There are no wizards, demons, or ghosts in this self-proclaimed final film from the mind and pen of the great Hayao Miyazaki. Except, maybe there are. Either way, it isn’t all realism: The story, built up in layered chronological order (child, neophyte engineer, husband to an ailing beauty) is frequently punctuated by glorious dreams inspiring young Jirô Horikoshi, a boy with owl glasses whose frustrated aspirations to fly quickly turn him into an engineering genius for flying machines. The film begins and ends in Tokyo firestorms — the great Kantō earthquake of 1923, then the end of World War II and the implied dropping of The Bomb. All Jirô wants is to create and perfect human flight, but we know where this story goes. He designs the Japanese Zero for the Mitsubishi company, and violence and regret ultimately follow. But Jirô is first and foremost a sweet geek. “I thought you were going to marry an airplane,” says his boss when he announces he’s taken a fiancée.

Animation is an art form made up of obsessive fans and auteurs, and with Wind we can’t help but feel Miyazaki wants us to understand his regrets in regard to immersing himself in a difficult, painstaking art form that never gets appreciated as real cinema. Perhaps the weapon-of-war metaphor is a bit melodramatic, and some plot aspects aren’t exactly clear (who is the German character voiced by Werner Herzog?), but ending his work with a straight historic tragedy shouts Miyazaki’s hope to be taken seriously. It’s like The Tempest — a farewell to spells and obsessions, as well as a catalogue of its filmmaker’s many styles.

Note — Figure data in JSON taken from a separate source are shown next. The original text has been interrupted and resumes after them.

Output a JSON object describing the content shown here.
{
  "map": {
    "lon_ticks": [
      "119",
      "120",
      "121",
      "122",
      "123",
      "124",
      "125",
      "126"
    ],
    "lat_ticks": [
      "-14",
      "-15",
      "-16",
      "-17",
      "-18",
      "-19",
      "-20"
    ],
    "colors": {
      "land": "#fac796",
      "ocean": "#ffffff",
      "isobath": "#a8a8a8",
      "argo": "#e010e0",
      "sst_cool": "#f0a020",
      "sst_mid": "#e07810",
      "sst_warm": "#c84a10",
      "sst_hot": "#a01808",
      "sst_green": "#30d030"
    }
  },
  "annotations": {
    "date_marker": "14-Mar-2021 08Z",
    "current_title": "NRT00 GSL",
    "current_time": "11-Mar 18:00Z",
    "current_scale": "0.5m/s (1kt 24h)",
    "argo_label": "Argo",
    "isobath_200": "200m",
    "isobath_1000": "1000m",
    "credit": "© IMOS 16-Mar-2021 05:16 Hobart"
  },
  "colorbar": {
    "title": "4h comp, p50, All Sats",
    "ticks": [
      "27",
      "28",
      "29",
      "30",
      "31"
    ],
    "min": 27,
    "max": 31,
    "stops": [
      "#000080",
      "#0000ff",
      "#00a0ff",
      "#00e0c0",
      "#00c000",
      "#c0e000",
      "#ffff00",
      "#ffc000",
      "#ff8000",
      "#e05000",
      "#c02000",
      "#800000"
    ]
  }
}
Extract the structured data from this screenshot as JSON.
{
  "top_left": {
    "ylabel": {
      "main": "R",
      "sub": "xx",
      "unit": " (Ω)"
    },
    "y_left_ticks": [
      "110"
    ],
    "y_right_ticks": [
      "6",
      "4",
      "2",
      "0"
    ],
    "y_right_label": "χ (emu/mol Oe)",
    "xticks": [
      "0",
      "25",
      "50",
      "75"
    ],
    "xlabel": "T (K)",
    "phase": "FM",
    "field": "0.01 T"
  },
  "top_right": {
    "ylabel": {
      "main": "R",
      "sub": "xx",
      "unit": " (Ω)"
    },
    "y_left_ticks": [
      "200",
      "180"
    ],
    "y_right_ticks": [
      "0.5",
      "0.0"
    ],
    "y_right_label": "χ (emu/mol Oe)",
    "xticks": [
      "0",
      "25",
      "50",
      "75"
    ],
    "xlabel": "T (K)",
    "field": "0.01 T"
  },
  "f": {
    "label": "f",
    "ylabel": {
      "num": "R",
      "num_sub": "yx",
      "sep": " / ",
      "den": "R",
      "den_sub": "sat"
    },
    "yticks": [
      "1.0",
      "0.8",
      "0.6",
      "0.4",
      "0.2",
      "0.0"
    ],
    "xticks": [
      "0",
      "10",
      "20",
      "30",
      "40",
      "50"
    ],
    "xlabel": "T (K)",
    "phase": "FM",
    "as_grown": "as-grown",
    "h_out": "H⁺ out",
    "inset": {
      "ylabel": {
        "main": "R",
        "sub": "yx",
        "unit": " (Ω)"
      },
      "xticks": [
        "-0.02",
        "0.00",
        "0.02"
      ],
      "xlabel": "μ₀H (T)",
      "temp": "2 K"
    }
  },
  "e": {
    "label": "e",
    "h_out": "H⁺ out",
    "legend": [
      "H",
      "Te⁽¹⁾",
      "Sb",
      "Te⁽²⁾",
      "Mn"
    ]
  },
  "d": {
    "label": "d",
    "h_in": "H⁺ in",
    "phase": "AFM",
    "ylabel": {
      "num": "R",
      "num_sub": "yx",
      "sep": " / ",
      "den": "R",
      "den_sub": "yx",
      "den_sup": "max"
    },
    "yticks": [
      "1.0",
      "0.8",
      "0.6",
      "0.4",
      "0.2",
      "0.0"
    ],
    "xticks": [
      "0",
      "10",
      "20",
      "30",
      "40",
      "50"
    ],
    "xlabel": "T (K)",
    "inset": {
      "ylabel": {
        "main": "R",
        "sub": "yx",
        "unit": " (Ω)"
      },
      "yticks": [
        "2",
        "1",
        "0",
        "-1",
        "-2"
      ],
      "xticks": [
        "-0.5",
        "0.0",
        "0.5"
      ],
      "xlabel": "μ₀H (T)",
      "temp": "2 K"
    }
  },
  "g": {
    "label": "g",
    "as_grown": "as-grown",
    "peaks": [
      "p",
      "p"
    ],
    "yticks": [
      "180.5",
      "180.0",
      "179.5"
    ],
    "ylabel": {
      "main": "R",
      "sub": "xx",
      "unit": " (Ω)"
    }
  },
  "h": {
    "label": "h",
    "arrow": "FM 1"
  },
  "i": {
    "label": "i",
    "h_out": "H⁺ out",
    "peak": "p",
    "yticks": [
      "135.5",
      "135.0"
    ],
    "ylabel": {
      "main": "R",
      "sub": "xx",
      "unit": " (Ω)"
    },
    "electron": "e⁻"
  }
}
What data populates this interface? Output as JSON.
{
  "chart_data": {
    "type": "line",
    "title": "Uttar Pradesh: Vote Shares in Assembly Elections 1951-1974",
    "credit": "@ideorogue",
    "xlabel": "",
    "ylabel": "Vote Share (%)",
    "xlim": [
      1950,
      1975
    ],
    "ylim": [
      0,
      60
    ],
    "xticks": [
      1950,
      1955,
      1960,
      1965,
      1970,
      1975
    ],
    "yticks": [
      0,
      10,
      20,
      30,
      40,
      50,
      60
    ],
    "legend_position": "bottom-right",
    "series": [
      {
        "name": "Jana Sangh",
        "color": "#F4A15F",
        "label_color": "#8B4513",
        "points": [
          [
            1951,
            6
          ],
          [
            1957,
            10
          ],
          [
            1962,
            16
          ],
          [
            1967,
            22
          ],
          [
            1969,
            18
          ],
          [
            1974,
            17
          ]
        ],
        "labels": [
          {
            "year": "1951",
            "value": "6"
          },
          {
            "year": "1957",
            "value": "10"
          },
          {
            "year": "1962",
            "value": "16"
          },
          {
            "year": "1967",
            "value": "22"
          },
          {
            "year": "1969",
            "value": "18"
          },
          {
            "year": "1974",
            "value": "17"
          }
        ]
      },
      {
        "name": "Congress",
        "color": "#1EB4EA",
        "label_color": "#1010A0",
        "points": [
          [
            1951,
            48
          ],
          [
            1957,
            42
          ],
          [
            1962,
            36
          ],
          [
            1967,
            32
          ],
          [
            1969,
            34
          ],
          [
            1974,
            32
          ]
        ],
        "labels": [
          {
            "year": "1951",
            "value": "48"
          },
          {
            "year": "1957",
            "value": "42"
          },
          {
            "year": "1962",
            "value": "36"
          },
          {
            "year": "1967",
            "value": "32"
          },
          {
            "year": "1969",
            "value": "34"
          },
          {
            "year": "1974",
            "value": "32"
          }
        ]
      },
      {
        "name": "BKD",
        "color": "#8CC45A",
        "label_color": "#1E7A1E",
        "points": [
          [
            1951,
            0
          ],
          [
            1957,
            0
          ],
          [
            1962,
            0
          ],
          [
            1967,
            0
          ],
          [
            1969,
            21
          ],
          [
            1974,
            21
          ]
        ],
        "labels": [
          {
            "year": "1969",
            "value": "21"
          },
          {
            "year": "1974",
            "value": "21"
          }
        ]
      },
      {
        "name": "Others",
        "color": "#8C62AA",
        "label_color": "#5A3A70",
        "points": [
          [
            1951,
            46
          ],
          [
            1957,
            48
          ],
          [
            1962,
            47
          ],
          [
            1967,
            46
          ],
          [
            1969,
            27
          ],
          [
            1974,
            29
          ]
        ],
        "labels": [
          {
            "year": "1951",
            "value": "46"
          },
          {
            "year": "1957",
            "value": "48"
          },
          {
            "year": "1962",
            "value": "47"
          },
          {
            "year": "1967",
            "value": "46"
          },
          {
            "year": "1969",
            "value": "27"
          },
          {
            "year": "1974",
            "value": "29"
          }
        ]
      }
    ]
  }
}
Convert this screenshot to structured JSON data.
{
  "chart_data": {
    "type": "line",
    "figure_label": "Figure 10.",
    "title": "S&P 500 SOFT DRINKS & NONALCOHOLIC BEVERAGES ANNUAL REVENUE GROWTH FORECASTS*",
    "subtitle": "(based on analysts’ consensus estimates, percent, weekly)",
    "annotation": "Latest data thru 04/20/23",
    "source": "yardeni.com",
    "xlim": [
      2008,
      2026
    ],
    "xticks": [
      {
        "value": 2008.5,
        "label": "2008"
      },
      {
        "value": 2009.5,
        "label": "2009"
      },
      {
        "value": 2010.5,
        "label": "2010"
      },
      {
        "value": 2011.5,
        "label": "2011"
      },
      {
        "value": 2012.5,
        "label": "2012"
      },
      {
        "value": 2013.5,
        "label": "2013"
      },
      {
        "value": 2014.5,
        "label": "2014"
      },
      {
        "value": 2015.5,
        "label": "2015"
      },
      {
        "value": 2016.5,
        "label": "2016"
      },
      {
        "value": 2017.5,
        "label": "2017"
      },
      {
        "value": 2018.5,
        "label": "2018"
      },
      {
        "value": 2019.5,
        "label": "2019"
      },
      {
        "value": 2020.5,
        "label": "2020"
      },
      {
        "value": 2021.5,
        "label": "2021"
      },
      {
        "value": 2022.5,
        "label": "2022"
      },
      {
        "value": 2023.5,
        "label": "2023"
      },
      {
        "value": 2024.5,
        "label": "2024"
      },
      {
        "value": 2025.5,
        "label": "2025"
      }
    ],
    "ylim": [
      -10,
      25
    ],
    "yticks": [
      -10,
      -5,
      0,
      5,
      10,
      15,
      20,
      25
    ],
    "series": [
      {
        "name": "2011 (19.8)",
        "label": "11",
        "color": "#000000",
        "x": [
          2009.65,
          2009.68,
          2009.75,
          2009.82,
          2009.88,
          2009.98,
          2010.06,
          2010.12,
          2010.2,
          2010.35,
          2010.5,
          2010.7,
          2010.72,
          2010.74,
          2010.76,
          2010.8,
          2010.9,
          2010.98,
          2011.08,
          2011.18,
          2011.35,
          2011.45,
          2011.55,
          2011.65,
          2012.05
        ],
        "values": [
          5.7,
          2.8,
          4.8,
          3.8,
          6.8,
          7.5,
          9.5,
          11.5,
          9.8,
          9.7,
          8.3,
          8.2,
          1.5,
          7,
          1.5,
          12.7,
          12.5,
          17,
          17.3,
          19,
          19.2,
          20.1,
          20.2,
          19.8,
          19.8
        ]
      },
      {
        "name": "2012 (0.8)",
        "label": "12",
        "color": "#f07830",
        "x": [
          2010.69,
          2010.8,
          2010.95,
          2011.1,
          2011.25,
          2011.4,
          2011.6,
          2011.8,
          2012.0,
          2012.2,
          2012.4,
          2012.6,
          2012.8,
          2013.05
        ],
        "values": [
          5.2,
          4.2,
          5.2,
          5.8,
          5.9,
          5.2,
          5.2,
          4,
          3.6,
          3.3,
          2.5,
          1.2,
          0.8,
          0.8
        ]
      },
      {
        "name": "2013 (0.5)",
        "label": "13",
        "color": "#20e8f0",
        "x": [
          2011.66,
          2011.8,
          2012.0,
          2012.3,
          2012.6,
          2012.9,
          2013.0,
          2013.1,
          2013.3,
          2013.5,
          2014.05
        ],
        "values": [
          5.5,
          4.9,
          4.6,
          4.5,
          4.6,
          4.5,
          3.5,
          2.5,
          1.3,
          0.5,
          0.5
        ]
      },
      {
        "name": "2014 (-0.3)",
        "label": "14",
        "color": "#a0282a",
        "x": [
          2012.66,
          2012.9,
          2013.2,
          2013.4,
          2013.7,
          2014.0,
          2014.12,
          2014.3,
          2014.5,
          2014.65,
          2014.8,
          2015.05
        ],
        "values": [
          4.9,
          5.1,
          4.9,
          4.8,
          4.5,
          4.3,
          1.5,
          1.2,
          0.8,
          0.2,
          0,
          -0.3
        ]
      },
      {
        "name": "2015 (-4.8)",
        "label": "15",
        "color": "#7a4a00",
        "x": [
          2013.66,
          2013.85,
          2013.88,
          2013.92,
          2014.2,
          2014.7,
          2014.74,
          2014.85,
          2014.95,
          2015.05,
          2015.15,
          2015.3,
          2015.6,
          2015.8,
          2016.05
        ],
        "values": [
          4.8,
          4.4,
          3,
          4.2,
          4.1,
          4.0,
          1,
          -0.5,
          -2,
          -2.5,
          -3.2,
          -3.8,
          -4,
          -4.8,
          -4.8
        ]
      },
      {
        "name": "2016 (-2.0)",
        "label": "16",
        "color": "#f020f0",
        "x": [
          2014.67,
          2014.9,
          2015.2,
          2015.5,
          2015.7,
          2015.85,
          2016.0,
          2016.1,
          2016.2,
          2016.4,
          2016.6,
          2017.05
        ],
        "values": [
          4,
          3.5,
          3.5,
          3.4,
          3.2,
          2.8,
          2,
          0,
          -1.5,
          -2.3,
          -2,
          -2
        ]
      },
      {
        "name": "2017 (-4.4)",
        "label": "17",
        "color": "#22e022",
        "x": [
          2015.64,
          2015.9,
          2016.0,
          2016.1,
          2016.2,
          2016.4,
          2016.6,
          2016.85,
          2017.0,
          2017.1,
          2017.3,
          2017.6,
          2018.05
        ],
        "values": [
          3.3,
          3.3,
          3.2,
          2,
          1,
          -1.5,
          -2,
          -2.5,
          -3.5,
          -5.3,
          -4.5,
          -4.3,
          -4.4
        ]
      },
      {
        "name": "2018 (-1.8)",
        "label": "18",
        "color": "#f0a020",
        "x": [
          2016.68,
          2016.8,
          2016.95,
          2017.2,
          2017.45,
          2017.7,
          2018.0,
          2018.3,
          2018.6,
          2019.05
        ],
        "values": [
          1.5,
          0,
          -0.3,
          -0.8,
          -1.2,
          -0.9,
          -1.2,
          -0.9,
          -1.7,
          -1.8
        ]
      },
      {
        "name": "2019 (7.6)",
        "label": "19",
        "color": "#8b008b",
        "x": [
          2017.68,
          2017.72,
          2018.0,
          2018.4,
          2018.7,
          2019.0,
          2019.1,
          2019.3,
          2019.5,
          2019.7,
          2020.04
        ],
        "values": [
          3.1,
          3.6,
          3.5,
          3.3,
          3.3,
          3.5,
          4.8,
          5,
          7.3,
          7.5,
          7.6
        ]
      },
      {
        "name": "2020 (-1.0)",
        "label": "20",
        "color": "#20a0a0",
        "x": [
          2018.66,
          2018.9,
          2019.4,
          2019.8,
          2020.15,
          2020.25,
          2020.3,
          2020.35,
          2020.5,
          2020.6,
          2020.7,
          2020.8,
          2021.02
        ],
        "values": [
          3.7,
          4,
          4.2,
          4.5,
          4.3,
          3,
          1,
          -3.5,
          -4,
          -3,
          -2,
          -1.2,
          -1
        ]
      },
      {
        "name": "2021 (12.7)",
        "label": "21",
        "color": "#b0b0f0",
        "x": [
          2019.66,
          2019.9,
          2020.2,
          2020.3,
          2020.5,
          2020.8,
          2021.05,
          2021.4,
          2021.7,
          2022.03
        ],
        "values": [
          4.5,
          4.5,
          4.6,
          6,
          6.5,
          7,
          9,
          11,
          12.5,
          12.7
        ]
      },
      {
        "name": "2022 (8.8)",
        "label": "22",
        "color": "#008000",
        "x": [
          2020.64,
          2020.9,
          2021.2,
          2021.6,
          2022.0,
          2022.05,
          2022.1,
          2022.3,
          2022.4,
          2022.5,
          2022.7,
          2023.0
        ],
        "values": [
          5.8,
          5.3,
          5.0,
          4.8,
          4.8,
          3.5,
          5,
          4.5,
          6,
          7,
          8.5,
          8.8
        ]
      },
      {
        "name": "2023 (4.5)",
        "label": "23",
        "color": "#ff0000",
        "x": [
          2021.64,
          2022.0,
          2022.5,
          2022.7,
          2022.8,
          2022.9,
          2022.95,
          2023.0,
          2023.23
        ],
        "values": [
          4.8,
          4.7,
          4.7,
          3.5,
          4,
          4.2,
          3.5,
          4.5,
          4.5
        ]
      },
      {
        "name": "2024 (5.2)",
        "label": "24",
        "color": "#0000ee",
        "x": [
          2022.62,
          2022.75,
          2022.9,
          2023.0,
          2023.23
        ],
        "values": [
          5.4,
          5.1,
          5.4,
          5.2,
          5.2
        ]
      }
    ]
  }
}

What’s missing is the underworld richly examined in films like Spirited Away. But what Miyazaki does better than any animator alive — even here — is to map enchantment, which has always been his major theme. There are no monsters and ghosts here, but there are Nazis and secret police. Maybe Miyazaki will return to wizard films someday. But even if he doesn’t, he’s left a haunting legacy. The uses of enchantment betray us, this movie says, but the thing itself is sublime.